Since the lifestyle wing was built on the front parking lot, parking garages were also built in front of the Dillard's and Foley's stores to alleviate parking problems created by the new addition, and traffic lights were also installed at the intersection of Town Center Boulevard North and the east side of the mall's ring road to alleviate extreme traffic problems at the main entrance.
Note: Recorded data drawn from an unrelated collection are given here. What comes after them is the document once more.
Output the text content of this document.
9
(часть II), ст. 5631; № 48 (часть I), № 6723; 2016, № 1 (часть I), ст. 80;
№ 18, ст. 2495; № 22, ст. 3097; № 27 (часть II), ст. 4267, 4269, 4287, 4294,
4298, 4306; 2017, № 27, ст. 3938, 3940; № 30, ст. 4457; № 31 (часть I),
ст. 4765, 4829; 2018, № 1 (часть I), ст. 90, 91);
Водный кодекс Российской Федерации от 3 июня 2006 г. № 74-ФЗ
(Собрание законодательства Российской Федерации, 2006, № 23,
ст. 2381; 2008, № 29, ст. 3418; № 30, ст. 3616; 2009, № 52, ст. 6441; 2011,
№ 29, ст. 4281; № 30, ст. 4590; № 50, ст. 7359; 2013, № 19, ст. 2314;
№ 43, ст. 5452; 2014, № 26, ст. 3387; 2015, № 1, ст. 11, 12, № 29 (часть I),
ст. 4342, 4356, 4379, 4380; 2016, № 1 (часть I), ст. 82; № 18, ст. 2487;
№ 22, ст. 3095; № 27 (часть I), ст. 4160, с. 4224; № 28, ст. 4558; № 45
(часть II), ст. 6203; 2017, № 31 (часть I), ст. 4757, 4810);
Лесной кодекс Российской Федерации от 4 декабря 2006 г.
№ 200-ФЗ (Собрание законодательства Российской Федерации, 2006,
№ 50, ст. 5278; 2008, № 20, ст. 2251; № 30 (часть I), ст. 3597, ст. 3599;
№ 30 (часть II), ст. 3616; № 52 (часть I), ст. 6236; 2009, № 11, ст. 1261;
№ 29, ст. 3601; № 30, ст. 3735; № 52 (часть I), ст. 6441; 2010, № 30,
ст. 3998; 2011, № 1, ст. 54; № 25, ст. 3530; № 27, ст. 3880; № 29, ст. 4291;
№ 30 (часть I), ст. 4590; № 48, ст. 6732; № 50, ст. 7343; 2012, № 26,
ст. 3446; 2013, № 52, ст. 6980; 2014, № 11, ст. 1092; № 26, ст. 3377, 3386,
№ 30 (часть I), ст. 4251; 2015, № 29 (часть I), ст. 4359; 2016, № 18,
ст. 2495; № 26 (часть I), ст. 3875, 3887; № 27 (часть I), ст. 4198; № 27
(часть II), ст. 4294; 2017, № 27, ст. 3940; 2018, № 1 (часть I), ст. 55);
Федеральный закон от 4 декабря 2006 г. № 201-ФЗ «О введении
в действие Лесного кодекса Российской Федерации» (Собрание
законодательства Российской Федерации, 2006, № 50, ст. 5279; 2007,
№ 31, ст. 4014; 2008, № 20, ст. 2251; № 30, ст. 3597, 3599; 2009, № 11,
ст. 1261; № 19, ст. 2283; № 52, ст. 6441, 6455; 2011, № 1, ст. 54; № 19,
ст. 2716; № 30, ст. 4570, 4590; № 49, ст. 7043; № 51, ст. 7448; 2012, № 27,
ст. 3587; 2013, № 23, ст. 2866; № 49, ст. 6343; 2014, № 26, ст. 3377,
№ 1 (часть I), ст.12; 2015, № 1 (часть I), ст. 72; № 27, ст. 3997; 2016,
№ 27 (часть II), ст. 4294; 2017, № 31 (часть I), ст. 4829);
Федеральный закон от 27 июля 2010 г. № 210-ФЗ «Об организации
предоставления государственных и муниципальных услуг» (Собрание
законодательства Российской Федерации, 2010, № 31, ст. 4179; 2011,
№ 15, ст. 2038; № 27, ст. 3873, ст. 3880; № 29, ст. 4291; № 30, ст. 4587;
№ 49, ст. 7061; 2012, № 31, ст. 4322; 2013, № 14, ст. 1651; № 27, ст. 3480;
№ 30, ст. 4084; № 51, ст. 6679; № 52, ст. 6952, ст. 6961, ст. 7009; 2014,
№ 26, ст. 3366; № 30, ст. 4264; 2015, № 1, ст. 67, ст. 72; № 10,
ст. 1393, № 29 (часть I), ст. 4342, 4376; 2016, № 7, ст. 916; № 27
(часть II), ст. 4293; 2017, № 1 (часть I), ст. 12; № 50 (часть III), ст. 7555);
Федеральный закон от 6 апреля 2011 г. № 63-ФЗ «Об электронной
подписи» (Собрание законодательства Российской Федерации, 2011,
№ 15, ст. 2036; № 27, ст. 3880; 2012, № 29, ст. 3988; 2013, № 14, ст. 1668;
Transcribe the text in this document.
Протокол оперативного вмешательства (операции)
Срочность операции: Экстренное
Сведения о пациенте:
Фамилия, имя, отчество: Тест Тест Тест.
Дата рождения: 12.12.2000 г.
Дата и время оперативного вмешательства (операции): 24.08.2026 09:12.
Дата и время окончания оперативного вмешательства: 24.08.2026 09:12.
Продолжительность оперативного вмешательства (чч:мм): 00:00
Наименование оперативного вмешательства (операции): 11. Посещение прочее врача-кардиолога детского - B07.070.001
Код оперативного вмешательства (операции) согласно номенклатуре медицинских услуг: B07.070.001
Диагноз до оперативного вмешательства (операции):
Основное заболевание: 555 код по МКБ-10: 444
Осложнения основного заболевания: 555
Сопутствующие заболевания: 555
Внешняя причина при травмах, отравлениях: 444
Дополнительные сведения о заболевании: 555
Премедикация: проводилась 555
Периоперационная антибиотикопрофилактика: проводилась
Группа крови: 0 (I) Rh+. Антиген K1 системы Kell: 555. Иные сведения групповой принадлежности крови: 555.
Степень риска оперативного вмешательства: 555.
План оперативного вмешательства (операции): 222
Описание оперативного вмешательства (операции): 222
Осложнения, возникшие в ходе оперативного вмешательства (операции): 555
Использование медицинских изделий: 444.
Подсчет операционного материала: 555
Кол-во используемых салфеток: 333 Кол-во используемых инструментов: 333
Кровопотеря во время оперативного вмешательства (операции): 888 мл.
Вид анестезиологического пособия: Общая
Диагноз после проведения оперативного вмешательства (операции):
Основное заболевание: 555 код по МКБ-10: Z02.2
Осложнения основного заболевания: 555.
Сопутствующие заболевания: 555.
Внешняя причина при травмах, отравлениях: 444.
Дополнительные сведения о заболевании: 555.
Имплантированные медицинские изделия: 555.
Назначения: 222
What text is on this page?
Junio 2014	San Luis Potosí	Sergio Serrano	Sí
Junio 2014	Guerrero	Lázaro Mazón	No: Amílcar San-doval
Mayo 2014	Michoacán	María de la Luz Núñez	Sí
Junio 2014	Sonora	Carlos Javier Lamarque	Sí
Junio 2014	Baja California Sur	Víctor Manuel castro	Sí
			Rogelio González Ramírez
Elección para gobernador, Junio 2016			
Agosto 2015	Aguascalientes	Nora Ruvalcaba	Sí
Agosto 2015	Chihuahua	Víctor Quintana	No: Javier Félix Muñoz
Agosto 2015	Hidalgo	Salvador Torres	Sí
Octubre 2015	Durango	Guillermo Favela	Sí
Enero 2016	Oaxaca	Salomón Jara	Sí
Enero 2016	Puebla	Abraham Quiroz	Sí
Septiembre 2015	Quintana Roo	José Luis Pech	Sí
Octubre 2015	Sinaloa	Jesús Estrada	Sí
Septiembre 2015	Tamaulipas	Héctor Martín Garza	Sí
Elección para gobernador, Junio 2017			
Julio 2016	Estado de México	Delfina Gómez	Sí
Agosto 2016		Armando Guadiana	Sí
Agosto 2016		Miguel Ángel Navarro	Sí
Shortly after the completion of the "lifestyle" wing, another anchor change occurred as Foley's converted to Macy's in September 2006 following Federated Department Stores' acquisition of Foley's parent company, May Department Stores the prior year. Dillard's would also fill the former Mervyn's location, focusing on men's clothing and housewares, by 2009. As of 2014, the mall has over 140 stores with a tenant mix consisting largely of a mix of traditional mall tenants and higher-end retailers—–indicative of the surrounding area's affluent demographics.

The mall's surrounding area has also evolved with the addition of Sugar Land Town Square, numerous "big box" retail centers, a Sugar Land campus of Houston Methodist Hospital, and a 24-screen AMC Theatres cinema that is also one of the few multiplex cinemas in Greater Houston to feature a constant mix of first-run blockbusters, independent films, documentaries and foreign films which reflect the diversity and economic strength of the Sugar Land area.

On November 30, 2015, it was reported that Dick's Sporting Goods will construct a new store at First Colony Mall, which opened in October 2016. The store, one of six added across the Greater Houston region (all but one at malls owned by Brookfield Properties, is located adjacent to the former exterior food court entrance. Other new additions since then include Texas de Brazil and Dimassi's Mediterranean Buffet.